The Wall Street giant posts better-than-expected profits on trading activity, buoyed by surge in trading triggered by Donald Trump's surprise victory

BofA: profit boom in the fourth quarter (+47%)

Bank of America has kicked off its US quarterly season, first among the banking giants to publish its accounts. The Charlotte, North Carolina-based institute reported better-than-expected profits on trading activity, buoyed by increased trading triggered by Donald Trump's surprise victory. In the three months to December, Bank of America posted net profits of $4,696 billion, 40 cents a share, up from $3,284 billion, 27 cents a share, in the same period a year ago and better than the 38 cents expected. by analysts. Revenues came in at $19,99 billion, up from $19,58 billion in the same period a year earlier, but below the $20,85 billion consensus forecast. For the full year 2016, net income saw a 13% growth to $16,2 billion.

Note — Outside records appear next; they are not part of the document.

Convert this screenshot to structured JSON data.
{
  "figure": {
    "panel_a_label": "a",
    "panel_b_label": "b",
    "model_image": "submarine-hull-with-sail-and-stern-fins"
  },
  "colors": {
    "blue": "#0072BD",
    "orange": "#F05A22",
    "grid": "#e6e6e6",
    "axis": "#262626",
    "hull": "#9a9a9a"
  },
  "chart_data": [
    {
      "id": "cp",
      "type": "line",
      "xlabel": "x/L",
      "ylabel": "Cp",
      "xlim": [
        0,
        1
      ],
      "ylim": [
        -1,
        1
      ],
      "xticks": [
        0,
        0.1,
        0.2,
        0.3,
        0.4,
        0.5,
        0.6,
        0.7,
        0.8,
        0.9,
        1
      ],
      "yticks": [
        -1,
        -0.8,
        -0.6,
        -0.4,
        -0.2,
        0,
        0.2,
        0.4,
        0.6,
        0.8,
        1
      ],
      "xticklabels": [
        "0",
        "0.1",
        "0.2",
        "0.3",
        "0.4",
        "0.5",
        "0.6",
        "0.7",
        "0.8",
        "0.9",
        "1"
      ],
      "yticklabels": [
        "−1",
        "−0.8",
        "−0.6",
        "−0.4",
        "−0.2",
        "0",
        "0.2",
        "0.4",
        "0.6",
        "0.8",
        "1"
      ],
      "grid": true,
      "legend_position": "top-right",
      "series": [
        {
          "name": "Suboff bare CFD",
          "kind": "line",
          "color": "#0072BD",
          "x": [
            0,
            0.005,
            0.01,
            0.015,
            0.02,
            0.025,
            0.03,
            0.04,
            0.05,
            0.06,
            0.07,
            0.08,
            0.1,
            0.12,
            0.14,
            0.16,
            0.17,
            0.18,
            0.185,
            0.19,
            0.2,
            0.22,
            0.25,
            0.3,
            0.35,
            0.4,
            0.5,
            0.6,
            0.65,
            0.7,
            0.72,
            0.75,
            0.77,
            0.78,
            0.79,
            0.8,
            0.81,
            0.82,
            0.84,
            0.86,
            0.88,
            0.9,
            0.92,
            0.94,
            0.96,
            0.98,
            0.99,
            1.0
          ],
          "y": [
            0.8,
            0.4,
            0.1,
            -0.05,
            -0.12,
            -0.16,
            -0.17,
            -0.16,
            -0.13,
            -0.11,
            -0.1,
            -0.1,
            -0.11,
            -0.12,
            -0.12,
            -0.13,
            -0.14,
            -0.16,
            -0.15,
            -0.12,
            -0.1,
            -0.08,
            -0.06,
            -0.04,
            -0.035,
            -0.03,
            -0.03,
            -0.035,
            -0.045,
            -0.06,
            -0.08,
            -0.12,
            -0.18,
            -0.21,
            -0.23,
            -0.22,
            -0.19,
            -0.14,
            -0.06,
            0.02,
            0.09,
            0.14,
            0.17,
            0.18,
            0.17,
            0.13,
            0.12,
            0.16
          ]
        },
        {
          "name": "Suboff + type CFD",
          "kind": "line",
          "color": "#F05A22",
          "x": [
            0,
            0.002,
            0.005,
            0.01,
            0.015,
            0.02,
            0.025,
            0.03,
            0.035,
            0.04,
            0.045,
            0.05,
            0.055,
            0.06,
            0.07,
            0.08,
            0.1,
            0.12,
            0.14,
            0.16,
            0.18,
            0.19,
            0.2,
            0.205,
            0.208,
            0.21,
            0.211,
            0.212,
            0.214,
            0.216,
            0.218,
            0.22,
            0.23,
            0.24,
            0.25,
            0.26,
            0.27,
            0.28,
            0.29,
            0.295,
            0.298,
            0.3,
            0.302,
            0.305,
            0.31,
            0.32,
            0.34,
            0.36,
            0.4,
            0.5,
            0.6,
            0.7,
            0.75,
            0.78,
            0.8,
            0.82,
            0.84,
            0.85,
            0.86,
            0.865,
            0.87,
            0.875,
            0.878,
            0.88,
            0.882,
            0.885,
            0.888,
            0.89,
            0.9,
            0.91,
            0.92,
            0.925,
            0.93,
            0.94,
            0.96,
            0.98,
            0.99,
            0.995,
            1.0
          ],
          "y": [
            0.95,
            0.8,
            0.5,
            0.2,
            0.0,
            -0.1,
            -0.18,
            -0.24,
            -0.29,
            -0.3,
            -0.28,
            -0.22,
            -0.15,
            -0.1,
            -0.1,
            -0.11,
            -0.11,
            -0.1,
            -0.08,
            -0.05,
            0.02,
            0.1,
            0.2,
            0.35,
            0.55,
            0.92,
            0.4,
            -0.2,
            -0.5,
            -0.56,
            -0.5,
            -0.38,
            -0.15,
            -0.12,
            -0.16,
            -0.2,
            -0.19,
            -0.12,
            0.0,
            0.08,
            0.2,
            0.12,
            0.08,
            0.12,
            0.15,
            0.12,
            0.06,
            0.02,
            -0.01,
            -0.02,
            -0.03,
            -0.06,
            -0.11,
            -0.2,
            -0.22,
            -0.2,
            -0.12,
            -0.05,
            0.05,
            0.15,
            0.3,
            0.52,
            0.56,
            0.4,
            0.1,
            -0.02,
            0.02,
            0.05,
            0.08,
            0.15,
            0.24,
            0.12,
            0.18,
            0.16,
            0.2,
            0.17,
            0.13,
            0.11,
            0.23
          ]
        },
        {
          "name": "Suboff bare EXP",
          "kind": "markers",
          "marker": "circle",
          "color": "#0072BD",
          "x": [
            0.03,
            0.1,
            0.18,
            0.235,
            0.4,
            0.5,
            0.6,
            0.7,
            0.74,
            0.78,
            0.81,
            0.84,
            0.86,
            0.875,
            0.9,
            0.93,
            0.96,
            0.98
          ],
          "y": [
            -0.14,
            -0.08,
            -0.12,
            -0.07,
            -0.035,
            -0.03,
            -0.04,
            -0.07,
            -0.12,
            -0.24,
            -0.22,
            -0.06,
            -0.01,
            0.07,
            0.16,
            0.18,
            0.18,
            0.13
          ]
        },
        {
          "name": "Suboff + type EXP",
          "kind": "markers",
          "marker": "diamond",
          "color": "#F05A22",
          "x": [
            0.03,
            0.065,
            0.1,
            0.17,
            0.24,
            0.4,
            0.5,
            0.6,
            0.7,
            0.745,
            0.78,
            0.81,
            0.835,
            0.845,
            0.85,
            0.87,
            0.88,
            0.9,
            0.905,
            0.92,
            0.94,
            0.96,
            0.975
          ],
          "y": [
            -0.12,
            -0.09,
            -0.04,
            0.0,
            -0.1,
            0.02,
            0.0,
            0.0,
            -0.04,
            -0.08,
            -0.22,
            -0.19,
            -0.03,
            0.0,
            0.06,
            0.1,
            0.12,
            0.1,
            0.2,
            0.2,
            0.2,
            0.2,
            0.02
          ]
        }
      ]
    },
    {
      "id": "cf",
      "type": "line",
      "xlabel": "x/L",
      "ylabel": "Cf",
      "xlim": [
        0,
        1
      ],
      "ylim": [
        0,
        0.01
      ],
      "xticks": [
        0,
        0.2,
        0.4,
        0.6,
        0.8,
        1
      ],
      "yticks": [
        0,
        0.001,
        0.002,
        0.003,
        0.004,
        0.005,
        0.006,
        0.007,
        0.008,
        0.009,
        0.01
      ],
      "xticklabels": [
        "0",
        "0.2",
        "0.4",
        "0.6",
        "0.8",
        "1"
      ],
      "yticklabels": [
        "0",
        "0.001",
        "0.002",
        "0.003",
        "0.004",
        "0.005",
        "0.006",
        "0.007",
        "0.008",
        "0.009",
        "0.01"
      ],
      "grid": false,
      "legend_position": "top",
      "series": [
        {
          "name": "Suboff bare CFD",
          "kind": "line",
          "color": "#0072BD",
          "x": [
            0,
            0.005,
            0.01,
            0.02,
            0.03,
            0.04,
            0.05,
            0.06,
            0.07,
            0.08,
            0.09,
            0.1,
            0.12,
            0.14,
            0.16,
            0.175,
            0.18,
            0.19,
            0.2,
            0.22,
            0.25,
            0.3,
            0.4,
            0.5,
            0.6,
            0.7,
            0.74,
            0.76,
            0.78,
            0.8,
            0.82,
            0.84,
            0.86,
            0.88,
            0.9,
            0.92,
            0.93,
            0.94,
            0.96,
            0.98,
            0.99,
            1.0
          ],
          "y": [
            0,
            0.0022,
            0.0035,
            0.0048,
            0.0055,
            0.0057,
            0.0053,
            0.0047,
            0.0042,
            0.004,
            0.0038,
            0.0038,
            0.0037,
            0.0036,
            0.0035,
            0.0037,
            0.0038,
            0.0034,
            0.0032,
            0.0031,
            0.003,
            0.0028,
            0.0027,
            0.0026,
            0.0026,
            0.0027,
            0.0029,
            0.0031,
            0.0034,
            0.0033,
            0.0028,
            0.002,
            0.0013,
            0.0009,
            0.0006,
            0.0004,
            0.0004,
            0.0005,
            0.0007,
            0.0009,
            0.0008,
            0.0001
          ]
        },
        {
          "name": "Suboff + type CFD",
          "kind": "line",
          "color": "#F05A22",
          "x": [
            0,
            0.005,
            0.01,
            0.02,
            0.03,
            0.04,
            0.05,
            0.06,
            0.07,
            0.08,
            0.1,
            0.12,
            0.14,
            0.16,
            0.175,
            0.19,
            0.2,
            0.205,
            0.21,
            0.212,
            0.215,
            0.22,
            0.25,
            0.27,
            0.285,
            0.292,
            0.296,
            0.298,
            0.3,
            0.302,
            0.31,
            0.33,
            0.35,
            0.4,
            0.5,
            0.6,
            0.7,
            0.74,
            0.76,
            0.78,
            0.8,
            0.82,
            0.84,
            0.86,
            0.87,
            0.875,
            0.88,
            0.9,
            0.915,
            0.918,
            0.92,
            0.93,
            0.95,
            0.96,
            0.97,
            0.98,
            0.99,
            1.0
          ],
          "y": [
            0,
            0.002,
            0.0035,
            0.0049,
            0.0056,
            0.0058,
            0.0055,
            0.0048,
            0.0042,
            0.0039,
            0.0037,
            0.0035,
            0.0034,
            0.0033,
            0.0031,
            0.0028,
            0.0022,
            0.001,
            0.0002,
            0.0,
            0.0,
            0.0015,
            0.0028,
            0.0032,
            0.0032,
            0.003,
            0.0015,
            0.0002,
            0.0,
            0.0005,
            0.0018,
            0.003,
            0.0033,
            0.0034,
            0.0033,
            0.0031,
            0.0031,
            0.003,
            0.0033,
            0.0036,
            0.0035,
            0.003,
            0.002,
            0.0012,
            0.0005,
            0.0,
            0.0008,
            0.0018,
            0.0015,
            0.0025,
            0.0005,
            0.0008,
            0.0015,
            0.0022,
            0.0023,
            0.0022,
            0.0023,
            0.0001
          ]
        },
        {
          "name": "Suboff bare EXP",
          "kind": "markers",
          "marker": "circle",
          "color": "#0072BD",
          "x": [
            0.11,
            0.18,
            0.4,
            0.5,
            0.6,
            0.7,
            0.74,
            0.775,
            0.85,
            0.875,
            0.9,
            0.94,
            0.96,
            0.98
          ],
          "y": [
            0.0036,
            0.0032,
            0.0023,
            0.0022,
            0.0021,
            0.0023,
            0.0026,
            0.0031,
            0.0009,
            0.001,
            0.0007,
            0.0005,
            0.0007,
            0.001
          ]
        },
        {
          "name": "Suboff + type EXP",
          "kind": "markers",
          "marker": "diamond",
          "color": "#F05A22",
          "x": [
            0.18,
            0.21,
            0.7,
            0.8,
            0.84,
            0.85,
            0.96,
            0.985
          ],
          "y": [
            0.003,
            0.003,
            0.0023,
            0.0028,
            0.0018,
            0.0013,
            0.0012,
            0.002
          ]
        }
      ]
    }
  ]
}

On an adjusted basis, revenue was $20,22 billion, less than the $20,85 billion expected by analysts. For full 2016, Bank of America saw net profits rise from $15,836 billion to $17,906 billion, while revenue increased from $82,965 billion to $83,701 billion. In the fourth quarter, net income applicable to ordinary shareholders rose to $4,335 billion from $2,954 billion in the same period of 2015, while for the full year 2016 it was $16,224 billion, up 13% from $14,353 billion. billion in 2015.

The bank also plans to increase its stock buybacks for the first half of the year, from $2,5 billion to $4,3 billion. Revenue generated by trading activities, excluding accounting adjustments, rose 11% to 2,91 billion from 2,63 billion in the same period of 2015. Net interest income rose 6,3% to 10,29 billions of dollars.

Quarterly expenses fell 6,1% to $13,16 billion from $14,01 billion a year earlier, on the back of a cost-cutting plan by Chief Executive Officer Brian Moynihan, who turns seven this month leading the group. Over the summer, the CEO pledged to reduce annual expenses by another 5 billion dollars by 2018: to achieve this goal, the monthly figure must average around 13,25 billion.